Normally I don’t bother with Gertz, but this is priceless:

Nuclear volleyball

Intelligence photographs of North Korea’s nuclear test site showed technicians playing volleyball this week near the tunnel where a nuclear device was unsuccessfully set off on Sunday.

The facility where the test took place was identified by U.S. officials as a North Korean science and technology research center near the town of Kilchu and the northeastern coast.

Very high-resolution satellite images obtained by the Defense Intelligence Agency showed the volleyball game being played near dormitories at the facility.

The Japanese intelligence agency also had access to the photographs, and according to U.S. defense officials, they reported that a sports activity so close to a nuclear site was inconsistent with post-nuclear testing precautions, since the underground tunnel where the test took place was located several hundred yards away.

I don’t know if we can draw all that much from a volleyball game, but I love imagining a disatisfied Kim Jong Il ordering a volleyball game among failed technicians adjacent to a forthcoming nuclear device—a little over the left … A little more …

Comments

  1. Lab Lemming (History)

    Do you know if the Japanese neutrino detectors are sensitive enough to directly detect the radiation from a primitive blast, or a fizzle? I have a back-of-the-envelope calculation here, but it isn’t my field…

  2. Muskrat (History)

    Wasn’t the nuclear volleyball a joint Air Force/U.S. Olympic Committee program in the late ‘50s?

  3. Ray Duray (History)

    Jeff,

    You might appreciate this Asia Times article on the North Korea test dud: http://atimes.com/atimes/Korea/HJ14Dg01.html

    I very much enjoy reading your insightful analysis of this and other “enemy” , i.e. Iranian, efforts. Thanks for helping put the utter nonsense and rubbishy propaganda published by the liars and court stenographers in TV land and the MSM press into realistic perspective.

    All the best, Ray

  4. Rip (History)

    What was the score? Damned intelligence – not doing the total job!

  5. azrael (History)

    The current state of the art in neutrino detectors barely records any of the neutrinos emmited by the sun. Such facilities would not be able to detect the tiny neutrino burst of a hydrogen fusion device, which the north korean device was not.

  6. 2hotel9 (History)

    This is pretty funny, billions of dollars worth of equipment used to watch volleyball. The baseball playoffs must have been blackedout for their veiwing area! Even with todays report of radiolgical spoor being detected, I am still leaning towards calling this a faked shot. Jong Il stamping his diminutive little feet and screeching for everyone to pay attention to him. And it is working. Oh, and by the by, I have been recommending ACW to various people all week. Hope your counter is climbing!

  7. lawnorder (History)

    tee-hee-hee. You are funny!

    Me thinks the technicians know better about the danger around their facilities than their King. Which means that the dud didn’t vent anything…

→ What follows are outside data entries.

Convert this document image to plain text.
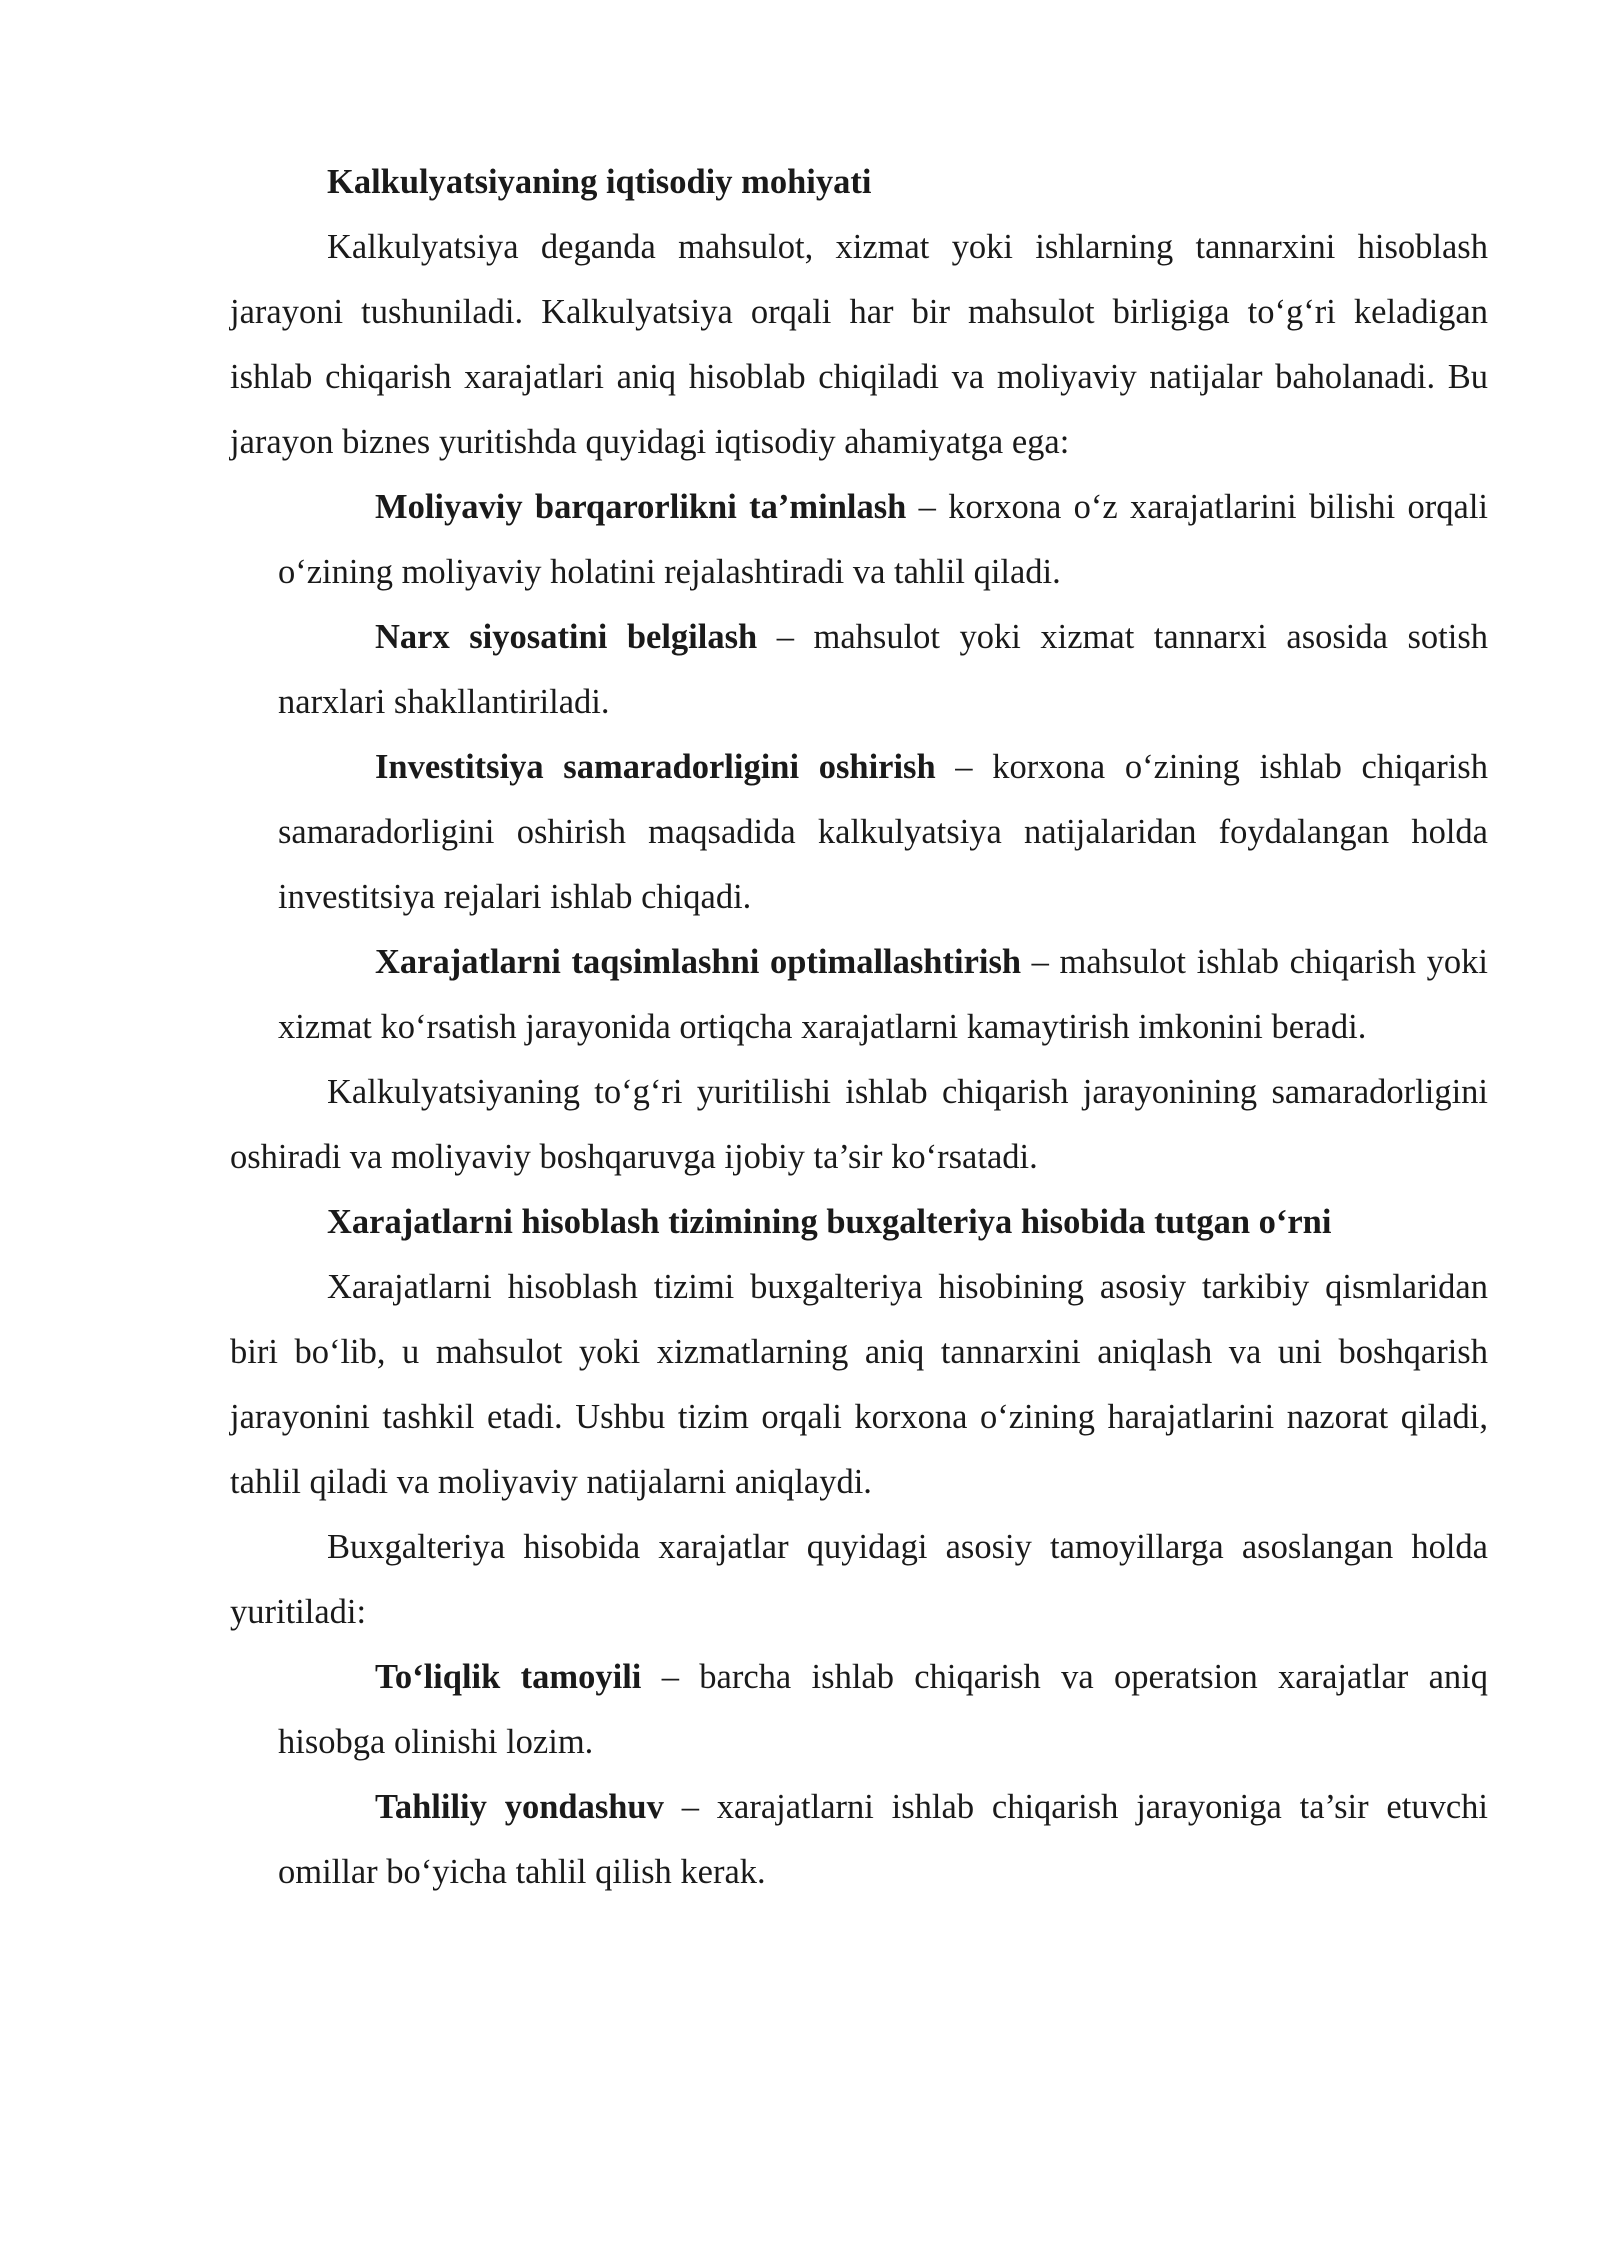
Kalkulyatsiyaning iqtisodiy mohiyati

Kalkulyatsiya deganda mahsulot, xizmat yoki ishlarning tannarxini hisoblash jarayoni tushuniladi. Kalkulyatsiya orqali har bir mahsulot birligiga to‘g‘ri keladigan ishlab chiqarish xarajatlari aniq hisoblab chiqiladi va moliyaviy natijalar baholanadi. Bu jarayon biznes yuritishda quyidagi iqtisodiy ahamiyatga ega:

Moliyaviy barqarorlikni ta’minlash – korxona o‘z xarajatlarini bilishi orqali o‘zining moliyaviy holatini rejalashtiradi va tahlil qiladi.

Narx siyosatini belgilash – mahsulot yoki xizmat tannarxi asosida sotish narxlari shakllantiriladi.

Investitsiya samaradorligini oshirish – korxona o‘zining ishlab chiqarish samaradorligini oshirish maqsadida kalkulyatsiya natijalaridan foydalangan holda investitsiya rejalari ishlab chiqadi.

Xarajatlarni taqsimlashni optimallashtirish – mahsulot ishlab chiqarish yoki xizmat ko‘rsatish jarayonida ortiqcha xarajatlarni kamaytirish imkonini beradi.

Kalkulyatsiyaning to‘g‘ri yuritilishi ishlab chiqarish jarayonining samaradorligini oshiradi va moliyaviy boshqaruvga ijobiy ta’sir ko‘rsatadi.

Xarajatlarni hisoblash tizimining buxgalteriya hisobida tutgan o‘rni

Xarajatlarni hisoblash tizimi buxgalteriya hisobining asosiy tarkibiy qismlaridan biri bo‘lib, u mahsulot yoki xizmatlarning aniq tannarxini aniqlash va uni boshqarish jarayonini tashkil etadi. Ushbu tizim orqali korxona o‘zining harajatlarini nazorat qiladi, tahlil qiladi va moliyaviy natijalarni aniqlaydi.

Buxgalteriya hisobida xarajatlar quyidagi asosiy tamoyillarga asoslangan holda yuritiladi:

To‘liqlik tamoyili – barcha ishlab chiqarish va operatsion xarajatlar aniq hisobga olinishi lozim.

Tahliliy yondashuv – xarajatlarni ishlab chiqarish jarayoniga ta’sir etuvchi omillar bo‘yicha tahlil qilish kerak.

    OTOH, it wouldn’t be the first time technicians and scientists get cavalier about risks…

  8. sunbin (History)

    agree with azreal.1) neutrino is the hardest to detect (among other particles)2) given the distance of japan from the epicener (inverse cube law), the noise (i.e. sun/cosmic ray/nuclear power plants in japan/korea). the noise/signal ratio will be too high.

  9. sunbin (History)

    more1) neutrinos from these fission processes have maximum energy per particle (quantum mechanic set the upper bound, 2 particle decay splits the bound into a continuous spectrum), which is different (i think lower than) those from cosmic radiation.the energy profile of nuke is the same as that of nuclear power plant nearby. (hence subject to noise)2) since the blast is underground, and so is the detector in japn, and that neutrinoes travel in straight lines, the neutrinos that reaches the detector would have penetrated much more solid material than those from nearby nuclear plants (or even from supernovas – from directly above)). that may contribute to the weakening of the signal/noise ratio as well.